Victoria Butterfly Gardens
|Location||Brentwood Bay, British Columbia, CAN|
|Land area||12,000 sq. ft|
|Number of animals||Approx. 6,000 animals|
|Number of species||75 species of butterflies|
The Victoria Butterfly Gardens is located in the Greater Victoria region of Brentwood Bay, British Columbia, Canada. It is one of the most popular tourist sites in the Victoria area. The Victoria Butterfly Gardens are known for having different species of butterflies and moths in their indoor facility, as well as birds, fishes, frogs, a chameleon, geckoes and tortoises. The Gardens are closed Christmas day and New Years day.
The indoor facility of the gardens is computer-controlled to maintain the temperature, light, mist, cooling and humidity of the simulated 12,000-square-foot (1,100 m2) rainforest. The environment of the simulated indoor rainforest has over 200 species of tropical plants, which includes carnivorous plants and a waterfall that connects to the meandering stream.
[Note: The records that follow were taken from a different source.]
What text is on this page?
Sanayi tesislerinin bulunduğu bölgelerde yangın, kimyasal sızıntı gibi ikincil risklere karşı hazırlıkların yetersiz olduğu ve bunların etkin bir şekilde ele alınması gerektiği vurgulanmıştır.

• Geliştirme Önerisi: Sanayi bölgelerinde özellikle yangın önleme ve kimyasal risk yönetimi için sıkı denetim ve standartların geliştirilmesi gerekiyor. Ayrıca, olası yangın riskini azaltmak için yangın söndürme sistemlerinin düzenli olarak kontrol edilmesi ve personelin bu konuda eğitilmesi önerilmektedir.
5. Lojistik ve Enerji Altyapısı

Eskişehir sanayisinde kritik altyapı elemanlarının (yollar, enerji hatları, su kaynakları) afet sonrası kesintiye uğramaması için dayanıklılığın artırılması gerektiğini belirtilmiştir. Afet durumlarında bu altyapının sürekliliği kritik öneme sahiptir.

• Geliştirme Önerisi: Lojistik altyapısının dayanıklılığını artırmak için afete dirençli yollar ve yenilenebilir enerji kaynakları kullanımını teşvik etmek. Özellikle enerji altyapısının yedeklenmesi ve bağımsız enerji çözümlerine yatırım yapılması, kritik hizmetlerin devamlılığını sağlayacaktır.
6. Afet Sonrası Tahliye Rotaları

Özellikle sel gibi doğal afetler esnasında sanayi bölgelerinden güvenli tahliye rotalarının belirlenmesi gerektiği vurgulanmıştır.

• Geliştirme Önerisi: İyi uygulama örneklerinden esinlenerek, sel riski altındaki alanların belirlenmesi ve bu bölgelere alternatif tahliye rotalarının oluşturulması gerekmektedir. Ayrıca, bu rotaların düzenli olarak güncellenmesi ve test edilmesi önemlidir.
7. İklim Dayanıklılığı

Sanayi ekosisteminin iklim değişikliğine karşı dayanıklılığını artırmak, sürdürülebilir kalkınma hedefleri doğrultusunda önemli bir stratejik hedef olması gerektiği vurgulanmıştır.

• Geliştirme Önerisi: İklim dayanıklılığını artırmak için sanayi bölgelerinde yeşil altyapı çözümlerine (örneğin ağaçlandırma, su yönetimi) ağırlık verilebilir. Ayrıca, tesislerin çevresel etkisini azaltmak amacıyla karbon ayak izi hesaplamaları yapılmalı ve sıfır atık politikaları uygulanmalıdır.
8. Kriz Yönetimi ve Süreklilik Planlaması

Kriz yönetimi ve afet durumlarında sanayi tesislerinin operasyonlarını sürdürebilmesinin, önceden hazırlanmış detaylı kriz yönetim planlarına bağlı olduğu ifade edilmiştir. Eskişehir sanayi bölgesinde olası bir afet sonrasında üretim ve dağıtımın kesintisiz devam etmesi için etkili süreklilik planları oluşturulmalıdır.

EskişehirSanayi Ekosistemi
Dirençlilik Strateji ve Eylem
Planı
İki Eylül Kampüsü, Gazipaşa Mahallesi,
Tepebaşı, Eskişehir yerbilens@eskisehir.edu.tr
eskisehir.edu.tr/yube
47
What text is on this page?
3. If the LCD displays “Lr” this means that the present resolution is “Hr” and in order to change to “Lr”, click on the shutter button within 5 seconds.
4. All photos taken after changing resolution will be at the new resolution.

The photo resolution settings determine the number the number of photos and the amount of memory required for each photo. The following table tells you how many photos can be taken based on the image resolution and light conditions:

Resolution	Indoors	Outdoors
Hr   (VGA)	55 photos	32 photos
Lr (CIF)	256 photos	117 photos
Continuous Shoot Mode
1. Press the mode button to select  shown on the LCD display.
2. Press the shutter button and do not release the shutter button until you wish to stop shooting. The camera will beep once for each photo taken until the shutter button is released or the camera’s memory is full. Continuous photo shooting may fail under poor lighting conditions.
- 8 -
The Victoria Butterfly Gardens have over 75 species (over 4,000 in population) of butterflies and moths that fly, eat and lay eggs freely inside the indoor facility. Visitors to the gardens can watch the nursery window and view the butterflies emerging from the chrysalis, which is around 400-700 emerging butterflies, per week, that are captive-bred and shipped by butterfly farms from Costa Rica, Malaysia and London, England.
The plants in the gardens are known as "host" and "food" plants for the butterflies. The "host plants" are used by butterflies to lay their eggs, outside of the nursery window. The "food plants" are used by butterflies to feed on, after they emerge from their chrysalis. However, some butterflies feed from the 'feeding trays', placed throughout the gardens. In the feeding trays, fermenting fruit is provided and the butterflies feed off of the naturally produced alcohol. Most frequently visiting the trays are usually blue morphos and owl butterflies. Some of the most commonly seen butterflies include the aforementioned blue morphos and owl butterflies, in addition to many members of the Helicon family of butterflies.
Birds and fish
All over the gardens, there are different kinds of birds. Some of them share the air and fly amongst the butterflies, some swim in the streams with the fish. The birds of the gardens are popular attractions, because of their antics and behaviours that raises the entertainment value for the visitors. The most popular birds in the gardens are Leo the orange-winged amazon parrot, and Mango and Houdini, the Caribbean flamingos, whom usually interact or show off their behaviours to visitors. Other such birds at the gardens include finches, canaries, parakeets, a white-cheeked turaco and more. It is interesting to note that none of the species of duck in the gardens quack; rather, they whistle or chirp. One of the most notable is Duchess, the sole survivor of her clutch, who is a puna teal duck.